In August 2012 BLS measured 4 sets of people entering or leaving the jobs market:

– Job losers and persons who completed temporary jobs was 7,003,000 down 120,000 from July’s Job Losers and up down 1,017,000 from August 2011. (H)

– Job leavers was 942,000. This includes anyone who retired or voluntarily left working. This was up 64,000 from previous month and down 29 ,000 from August 2011. (H)

-Reentrants was 3,318,000. Reentrants are previously employeed people who were looking for a job and found one. This was -62,000 from previous month and -301,000 from August 2011.(H)

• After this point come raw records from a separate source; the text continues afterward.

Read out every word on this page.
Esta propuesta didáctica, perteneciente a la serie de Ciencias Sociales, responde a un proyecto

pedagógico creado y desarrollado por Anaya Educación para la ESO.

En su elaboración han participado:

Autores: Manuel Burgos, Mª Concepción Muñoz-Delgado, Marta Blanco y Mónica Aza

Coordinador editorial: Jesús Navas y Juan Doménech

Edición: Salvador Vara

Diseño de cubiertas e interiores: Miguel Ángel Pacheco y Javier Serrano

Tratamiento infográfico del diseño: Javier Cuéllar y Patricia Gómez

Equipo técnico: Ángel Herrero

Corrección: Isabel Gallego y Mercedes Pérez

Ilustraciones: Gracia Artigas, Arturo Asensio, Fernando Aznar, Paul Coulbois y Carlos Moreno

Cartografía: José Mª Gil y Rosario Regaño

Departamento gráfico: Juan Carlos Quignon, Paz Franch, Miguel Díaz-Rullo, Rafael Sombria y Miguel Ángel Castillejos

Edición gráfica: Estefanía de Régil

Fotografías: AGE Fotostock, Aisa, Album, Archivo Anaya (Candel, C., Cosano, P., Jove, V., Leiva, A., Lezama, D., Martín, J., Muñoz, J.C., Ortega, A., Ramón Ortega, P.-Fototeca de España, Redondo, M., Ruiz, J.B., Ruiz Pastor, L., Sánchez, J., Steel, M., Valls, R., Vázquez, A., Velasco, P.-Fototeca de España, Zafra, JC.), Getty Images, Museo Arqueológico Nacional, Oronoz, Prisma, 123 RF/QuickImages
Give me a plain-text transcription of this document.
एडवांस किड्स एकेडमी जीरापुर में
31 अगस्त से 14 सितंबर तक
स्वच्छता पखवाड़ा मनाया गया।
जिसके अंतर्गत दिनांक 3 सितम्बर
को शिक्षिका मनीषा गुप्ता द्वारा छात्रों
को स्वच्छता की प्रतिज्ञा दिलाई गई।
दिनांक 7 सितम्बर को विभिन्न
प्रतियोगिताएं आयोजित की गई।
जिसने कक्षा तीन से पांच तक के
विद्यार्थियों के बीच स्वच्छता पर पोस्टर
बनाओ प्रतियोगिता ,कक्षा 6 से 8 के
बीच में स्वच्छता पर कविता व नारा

-New entrants were 1,277,000. These are unemployed persons who never worked before and who are entering the labor force for the first time. This was -34,000 from previous month and +28,000 from August 2011.

The presentation of the total change in jobs is like looking at the final score of a game. The details tell the story:

– 96,000 more people are working

– 368.000 fewer people are in the civilian labor force

– 120,000 fewer people lost their jobs

– 64,000 more people left their jobs

– 62,000 fewer reentrants obtained jobs.

This month’s reports may sound confusing on the surface. More people are working, the Civilian labor force was down by 368,000 and the unemployment rate went down. The unemployment rate is the number of people from the Household Survey who say they are unemployed (12,544,000) divided by the Civilian Labor Force (154,645,000) or 8.111% which was rounded down to 8.1%. Last month’s unemployment rate was 8.253% which was rounded to 8.3%.

This report is weak. The number of jobs was less that what is needed to keep pace with population growth. The unemployment rate fell because a net of 368,000 people left the labor market.